Sanitation vouchers bring toilets to families in north-west Nigeria
USAID’s funding support is boosting toilet ownership and use in a north-west Nigeria rural community
At his home in Maradun north, Zamfara state,75-year-old Malam Jibo Gumawa shows you his new toilet which is a source of pride to him and his family. They will no longer defecate in the open.
Having a toilet may seem a normal thing to those with the means, but for poor families with little income, that’s a tall order.
Malam Jibo and so many others in his community belong in this category.
“I knew the benefits of having and using a toilet, but I couldn’t provide one for my family. I didn’t have the means to own one,” says Jibo.
Jibo and his family members had to meet their sanitation needs one way or the other, regardless, so they did the next pragmatic thing; they defecated in the open!
‘We did it in the bush; day or night.”
Now all that has changed.
With a sanitation voucher worth USD 60 - approximately 25,000 Naira - Jibo paid for the construction of his toilet.
“It has taken shame away from us. We no longer have to worry about people seeing us when we answer the call of nature,” said Jibo.

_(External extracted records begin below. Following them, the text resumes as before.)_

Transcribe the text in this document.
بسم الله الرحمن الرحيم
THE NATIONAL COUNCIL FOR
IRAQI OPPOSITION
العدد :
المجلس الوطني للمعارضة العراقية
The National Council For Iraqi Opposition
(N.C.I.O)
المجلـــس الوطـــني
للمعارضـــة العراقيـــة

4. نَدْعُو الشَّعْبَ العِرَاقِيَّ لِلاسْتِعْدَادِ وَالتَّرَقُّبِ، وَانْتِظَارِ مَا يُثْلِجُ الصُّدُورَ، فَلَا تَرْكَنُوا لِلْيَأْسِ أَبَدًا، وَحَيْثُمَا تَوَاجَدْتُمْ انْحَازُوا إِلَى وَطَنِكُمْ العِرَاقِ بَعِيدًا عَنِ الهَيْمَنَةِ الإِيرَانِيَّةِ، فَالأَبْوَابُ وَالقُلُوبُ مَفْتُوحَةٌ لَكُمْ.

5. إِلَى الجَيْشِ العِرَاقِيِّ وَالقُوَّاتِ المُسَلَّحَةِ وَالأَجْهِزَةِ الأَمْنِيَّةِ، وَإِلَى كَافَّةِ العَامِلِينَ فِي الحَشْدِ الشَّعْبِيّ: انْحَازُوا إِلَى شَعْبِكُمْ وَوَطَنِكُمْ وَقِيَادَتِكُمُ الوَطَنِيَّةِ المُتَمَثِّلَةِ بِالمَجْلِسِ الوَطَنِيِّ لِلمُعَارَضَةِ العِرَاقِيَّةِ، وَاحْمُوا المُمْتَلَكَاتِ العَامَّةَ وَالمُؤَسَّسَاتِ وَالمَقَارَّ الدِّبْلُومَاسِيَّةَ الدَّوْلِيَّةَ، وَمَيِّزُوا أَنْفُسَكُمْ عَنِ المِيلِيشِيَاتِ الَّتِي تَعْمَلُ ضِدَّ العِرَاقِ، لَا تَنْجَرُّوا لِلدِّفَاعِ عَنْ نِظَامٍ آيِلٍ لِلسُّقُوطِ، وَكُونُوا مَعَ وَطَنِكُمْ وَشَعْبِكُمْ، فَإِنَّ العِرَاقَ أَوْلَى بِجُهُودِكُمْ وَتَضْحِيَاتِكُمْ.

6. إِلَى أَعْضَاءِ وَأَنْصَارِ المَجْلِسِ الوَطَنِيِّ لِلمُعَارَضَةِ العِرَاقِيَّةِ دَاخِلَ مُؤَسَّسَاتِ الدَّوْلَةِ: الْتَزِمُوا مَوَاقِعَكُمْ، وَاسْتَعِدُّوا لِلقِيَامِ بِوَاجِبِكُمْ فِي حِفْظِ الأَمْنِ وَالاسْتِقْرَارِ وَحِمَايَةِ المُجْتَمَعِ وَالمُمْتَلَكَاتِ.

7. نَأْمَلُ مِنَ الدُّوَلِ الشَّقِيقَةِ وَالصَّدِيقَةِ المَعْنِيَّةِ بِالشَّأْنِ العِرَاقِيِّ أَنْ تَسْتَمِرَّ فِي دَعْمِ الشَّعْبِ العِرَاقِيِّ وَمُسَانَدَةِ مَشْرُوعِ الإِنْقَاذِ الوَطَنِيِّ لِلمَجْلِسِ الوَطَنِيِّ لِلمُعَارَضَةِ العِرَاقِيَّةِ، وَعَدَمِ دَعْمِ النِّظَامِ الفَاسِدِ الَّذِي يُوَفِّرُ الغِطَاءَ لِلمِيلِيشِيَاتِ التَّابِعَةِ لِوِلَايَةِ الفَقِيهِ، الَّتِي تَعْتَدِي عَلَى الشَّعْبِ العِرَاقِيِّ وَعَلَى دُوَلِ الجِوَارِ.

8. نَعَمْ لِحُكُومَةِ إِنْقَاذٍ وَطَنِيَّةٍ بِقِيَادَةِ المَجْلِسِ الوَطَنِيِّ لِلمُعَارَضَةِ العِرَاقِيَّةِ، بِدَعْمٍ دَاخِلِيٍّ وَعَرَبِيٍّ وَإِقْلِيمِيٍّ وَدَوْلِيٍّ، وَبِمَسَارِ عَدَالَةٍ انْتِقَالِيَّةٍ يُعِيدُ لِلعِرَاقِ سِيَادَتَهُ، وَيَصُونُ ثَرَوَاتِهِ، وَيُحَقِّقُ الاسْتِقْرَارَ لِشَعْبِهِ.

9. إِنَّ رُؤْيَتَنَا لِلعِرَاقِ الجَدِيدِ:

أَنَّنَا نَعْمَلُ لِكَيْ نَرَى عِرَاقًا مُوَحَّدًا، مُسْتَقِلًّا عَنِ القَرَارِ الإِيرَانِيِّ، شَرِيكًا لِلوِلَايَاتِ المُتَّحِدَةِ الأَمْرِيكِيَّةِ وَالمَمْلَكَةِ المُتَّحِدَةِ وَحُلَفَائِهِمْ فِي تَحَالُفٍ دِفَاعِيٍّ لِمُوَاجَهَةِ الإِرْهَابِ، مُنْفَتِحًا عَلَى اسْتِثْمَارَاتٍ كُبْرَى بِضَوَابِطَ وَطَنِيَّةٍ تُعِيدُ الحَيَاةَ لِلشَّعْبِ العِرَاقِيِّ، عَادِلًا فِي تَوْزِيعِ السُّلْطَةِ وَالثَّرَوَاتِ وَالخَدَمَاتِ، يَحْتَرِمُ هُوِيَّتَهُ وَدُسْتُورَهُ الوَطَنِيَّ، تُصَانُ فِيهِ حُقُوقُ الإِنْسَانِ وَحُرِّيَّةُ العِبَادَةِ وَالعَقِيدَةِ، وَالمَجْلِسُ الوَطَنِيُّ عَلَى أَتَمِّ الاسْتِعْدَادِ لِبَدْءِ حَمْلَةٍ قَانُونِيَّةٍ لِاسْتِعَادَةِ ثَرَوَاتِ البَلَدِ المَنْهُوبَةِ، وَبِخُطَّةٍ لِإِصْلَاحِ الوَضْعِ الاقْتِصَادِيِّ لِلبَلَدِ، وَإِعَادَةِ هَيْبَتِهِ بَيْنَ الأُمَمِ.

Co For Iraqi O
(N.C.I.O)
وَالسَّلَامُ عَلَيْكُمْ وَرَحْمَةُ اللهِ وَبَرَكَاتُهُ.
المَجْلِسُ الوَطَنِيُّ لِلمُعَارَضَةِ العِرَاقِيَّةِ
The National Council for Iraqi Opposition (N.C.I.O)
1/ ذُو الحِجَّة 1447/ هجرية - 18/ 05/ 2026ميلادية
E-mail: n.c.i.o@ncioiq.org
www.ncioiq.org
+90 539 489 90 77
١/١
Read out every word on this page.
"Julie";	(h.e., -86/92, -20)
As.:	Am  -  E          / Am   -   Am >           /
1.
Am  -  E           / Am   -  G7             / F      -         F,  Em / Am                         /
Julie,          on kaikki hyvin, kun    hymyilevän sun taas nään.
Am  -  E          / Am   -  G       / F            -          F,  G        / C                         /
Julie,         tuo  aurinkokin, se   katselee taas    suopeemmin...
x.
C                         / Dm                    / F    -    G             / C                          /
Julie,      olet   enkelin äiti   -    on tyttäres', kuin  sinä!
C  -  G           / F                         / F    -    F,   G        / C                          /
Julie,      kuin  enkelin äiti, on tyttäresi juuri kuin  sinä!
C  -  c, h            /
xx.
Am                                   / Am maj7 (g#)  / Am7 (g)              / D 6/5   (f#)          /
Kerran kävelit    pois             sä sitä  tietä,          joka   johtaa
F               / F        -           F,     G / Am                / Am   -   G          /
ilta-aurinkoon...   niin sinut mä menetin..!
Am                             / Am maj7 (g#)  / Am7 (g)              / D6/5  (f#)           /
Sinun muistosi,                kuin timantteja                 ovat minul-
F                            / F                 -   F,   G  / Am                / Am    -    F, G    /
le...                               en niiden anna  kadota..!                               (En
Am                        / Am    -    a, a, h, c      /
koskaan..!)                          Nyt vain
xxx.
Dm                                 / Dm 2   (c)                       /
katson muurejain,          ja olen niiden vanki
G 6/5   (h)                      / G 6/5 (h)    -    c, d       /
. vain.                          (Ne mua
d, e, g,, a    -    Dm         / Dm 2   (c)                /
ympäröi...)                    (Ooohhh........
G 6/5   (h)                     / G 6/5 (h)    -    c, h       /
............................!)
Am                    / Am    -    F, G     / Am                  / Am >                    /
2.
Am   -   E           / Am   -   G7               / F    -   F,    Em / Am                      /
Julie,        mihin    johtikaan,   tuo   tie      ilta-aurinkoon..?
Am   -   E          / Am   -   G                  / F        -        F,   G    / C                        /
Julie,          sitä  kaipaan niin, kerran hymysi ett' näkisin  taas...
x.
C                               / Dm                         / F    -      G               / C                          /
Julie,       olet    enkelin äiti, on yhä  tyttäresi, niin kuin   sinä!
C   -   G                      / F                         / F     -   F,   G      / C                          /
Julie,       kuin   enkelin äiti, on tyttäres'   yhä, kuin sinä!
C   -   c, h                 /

The sanitation voucher Jibo got was funded through the United States Agency for International Development (USAID) grant awarded to UNICEF in 2021 to support the government’s initiative to improve water, sanitation, and hygiene (WASH) services in Kebbi, Sokoto and Zamfara states of north-west Nigeria.
The sanitation voucher is a targeted subsidy mechanism designed to enhance universal access to sanitation services with due consideration to the poor and vulnerable in each project community.
A total of 3,600 communities are earmarked to receive the sanitation vouchers across the states of Sokoto, Kebbi and Zamfara through the USAID Water, Sanitation and Hygiene (WASH) project.
Families are selected as beneficiaries of the sanitation vouchers based on community-prescribed criteria of most vulnerable families.
“The sanitation vouchers will support and accelerate elimination of open defecation in communities, ensuring 300,000 girls, boys, women, and children, live in certified open defecation free (ODF) communities and reap maximum public health benefits of living in ODF communities,” says Ferdinand Njue, UNICEF WASH Manager.
“Households in a community can only derive full health benefits from constructing their toilet if everyone else in their community uses a toilet and stops practicing open defecation,” adds Njue.
Underlining all of this is the continuous demand creation for sanitation by sensitizing and engaging communities through community-based Water, Sanitation and Hygiene Committees (WASHCOMs) and Community Development Associations for practice of sanitation and hygiene in the community.
According to the Multiple Cluster Indicator Survey (MICS) 2021, only 35.5 per cent of the population in Zamfara State have access to basic sanitation services.
However, if more families like the Jibo’s are empowered to own toilets and use them, the percentage of the population defecating in the open in Zamfara State, and north-west Nigeria, could begin to decrease.